Rinascita Scott, processo stralcio al boss di Zungri: condannato a 30 anni di carcere

Il Tribunale collegiale di Vibo ha inflitto a Giuseppe Accorinti la stessa pena chiesta dalla Dda di Catanzaro al termine della requisitoria

Trenta anni di reclusione. E’ la condanna inflitta dal Tribunale collegiale di Vibo Valentia presieduto dal giudice Gianfranco Grillone nei confronti di Giuseppe Accorinti, detto “Peppone”, 64 anni, ritenuto dalla Dda di Catanzaro il boss di Zungri e uno degli esponenti principali dell’intera ‘ndrangheta vibonese. Questo il verdetto emesso al termine del processo-stralcio di “Rinascita Scott” che lo vedeva unico imputato.

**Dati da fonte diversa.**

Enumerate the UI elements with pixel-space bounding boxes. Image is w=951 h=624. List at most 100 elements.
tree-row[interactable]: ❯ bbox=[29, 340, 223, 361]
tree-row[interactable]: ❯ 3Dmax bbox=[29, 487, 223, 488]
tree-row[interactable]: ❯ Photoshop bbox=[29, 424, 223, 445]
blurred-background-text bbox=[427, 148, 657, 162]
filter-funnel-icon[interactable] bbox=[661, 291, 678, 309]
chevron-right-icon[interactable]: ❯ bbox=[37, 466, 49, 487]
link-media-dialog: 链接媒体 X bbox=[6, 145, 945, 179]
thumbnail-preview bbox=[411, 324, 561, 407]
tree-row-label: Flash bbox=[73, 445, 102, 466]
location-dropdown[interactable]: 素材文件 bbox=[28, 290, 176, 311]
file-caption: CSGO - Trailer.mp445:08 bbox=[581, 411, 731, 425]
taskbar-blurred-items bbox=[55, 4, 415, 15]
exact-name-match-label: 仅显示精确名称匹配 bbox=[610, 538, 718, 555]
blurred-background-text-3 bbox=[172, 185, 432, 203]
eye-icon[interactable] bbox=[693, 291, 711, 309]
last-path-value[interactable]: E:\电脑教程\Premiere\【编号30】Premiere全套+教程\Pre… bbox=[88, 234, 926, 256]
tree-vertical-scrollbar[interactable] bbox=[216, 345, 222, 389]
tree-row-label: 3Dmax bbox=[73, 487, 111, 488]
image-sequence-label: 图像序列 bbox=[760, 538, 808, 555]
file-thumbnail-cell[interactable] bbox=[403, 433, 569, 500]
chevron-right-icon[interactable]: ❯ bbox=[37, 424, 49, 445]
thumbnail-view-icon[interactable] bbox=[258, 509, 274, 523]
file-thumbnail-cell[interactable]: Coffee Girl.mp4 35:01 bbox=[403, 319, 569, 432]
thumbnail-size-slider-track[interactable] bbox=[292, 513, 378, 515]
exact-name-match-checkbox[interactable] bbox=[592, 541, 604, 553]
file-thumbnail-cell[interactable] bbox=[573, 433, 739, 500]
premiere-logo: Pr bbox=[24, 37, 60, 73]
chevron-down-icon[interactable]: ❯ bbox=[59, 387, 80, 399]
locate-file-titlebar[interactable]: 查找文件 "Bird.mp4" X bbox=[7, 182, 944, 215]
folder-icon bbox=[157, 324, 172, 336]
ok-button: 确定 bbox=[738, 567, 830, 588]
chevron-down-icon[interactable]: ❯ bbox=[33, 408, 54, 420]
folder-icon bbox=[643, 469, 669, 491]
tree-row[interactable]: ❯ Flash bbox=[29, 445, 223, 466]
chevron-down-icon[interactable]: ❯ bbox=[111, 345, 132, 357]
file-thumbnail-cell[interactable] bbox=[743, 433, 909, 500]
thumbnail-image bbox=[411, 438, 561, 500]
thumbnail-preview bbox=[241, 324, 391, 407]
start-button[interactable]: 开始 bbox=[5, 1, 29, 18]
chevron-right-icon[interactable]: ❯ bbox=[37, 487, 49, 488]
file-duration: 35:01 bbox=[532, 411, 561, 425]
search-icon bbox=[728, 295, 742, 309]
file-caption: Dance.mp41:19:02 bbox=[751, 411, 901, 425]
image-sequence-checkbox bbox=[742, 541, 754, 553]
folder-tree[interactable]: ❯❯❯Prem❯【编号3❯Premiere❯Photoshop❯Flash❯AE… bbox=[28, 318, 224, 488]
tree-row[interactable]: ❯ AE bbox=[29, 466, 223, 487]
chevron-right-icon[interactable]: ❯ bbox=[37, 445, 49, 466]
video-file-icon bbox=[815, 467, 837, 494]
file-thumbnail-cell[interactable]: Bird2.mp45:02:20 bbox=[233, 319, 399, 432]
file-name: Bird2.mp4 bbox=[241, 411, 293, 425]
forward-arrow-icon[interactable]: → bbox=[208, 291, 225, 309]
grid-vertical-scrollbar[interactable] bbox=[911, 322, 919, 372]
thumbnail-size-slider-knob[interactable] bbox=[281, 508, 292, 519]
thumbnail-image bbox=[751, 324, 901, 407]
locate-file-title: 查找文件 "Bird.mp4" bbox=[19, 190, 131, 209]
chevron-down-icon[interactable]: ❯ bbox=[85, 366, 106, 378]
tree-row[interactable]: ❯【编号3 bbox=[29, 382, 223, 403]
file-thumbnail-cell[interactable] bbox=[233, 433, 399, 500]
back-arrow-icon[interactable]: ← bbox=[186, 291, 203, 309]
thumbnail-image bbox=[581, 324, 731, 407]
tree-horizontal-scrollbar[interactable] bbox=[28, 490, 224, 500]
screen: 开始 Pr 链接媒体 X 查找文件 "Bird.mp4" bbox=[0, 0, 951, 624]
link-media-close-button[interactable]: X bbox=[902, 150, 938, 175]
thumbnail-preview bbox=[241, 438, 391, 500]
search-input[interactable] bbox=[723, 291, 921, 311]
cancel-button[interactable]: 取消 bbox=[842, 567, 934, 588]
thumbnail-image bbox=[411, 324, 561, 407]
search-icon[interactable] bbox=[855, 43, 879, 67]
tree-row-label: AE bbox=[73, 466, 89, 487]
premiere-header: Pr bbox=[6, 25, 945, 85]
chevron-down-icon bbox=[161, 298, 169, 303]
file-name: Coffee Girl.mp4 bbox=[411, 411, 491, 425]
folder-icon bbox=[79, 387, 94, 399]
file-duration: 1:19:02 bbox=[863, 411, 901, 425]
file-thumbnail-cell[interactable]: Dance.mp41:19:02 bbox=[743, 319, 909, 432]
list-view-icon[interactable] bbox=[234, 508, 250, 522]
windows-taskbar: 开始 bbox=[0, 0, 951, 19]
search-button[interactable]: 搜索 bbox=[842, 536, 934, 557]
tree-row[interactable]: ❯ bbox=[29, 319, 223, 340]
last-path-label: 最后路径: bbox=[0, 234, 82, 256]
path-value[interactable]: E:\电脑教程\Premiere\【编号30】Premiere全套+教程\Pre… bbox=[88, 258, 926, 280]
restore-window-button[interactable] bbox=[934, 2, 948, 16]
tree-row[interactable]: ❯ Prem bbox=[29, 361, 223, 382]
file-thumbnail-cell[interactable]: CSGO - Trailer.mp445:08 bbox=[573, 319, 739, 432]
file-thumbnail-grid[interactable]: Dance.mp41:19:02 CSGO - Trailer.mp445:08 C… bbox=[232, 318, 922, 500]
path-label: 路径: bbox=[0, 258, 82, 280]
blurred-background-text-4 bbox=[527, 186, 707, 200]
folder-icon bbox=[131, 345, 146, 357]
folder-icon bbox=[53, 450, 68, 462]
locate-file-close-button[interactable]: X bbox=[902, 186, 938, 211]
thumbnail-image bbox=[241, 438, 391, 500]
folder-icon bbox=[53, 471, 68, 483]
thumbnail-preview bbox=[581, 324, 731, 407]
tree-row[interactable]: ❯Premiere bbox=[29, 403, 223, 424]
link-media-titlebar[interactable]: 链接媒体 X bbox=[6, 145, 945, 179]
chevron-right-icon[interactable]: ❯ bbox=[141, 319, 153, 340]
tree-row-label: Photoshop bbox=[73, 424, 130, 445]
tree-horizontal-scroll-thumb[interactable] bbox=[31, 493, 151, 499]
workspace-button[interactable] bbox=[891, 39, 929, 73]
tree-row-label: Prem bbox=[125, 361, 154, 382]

La scorsa settimana i pm antimafia Antonio De Bernardo e Andrea Buzzelli dopo una requisitoria durata circa otto ore avevano invocato la pena a trenta anni di reclusione dopo aver illustrato ai giudici il profilo associativo dell’imputato, accusato di essere il promotore dell’omonimo clan di Zungri con tentacoli estesi su altri centri del Vibonese: da Rombiolo, cuore dell’altopiano del Poro a scendere fino a Cessaniti e Pannaconi. Oltre all’associazione mafiosa, Accorinti deve rispondere anche di narcotraffico, estorsione, detenzione illegale di armi, danneggiamento ed altri reati minori. Nella scala gerarchica della ‘ndrangheta vibonese è considerato per potenza e pericolosità secondo solo al boss di Limbadi Luigi Mancuso, anche lui giudicato separatamente rispetto al filone principale di Rinascita Scott che si è chiuso in primo grado lunedì scorso con oltre 200 condanne (LEGGI QUI). 

La condanna all’ergastolo nell’altro troncone di Rinascita Scott

Il Tribunale collegiale di Vibo Valentia è riuscito a chiudere il processo nei confronti di Giuseppe Accorinti (difeso dall’avvocato Luca Cianferoni) prima del 3 dicembre, data di scadenza dei termini di custodia cautelare. La condanna a trenta anni di reclusione si aggiunge a quella all’ergastolo inflitta qualche giorno fa dalla Corte d’Assise di Catanzaro in un altro filone di Rinascita Scott, quello relativo agli omicidi. Nei suoi confronti l’accusa aveva chiesto l’ergastolo per il duplice omicidio di Roberto Soriano di Filandari (lupara bianca) e Giuseppe Lo Giudice di Piscopio, avvenuto nell’agosto del 1996.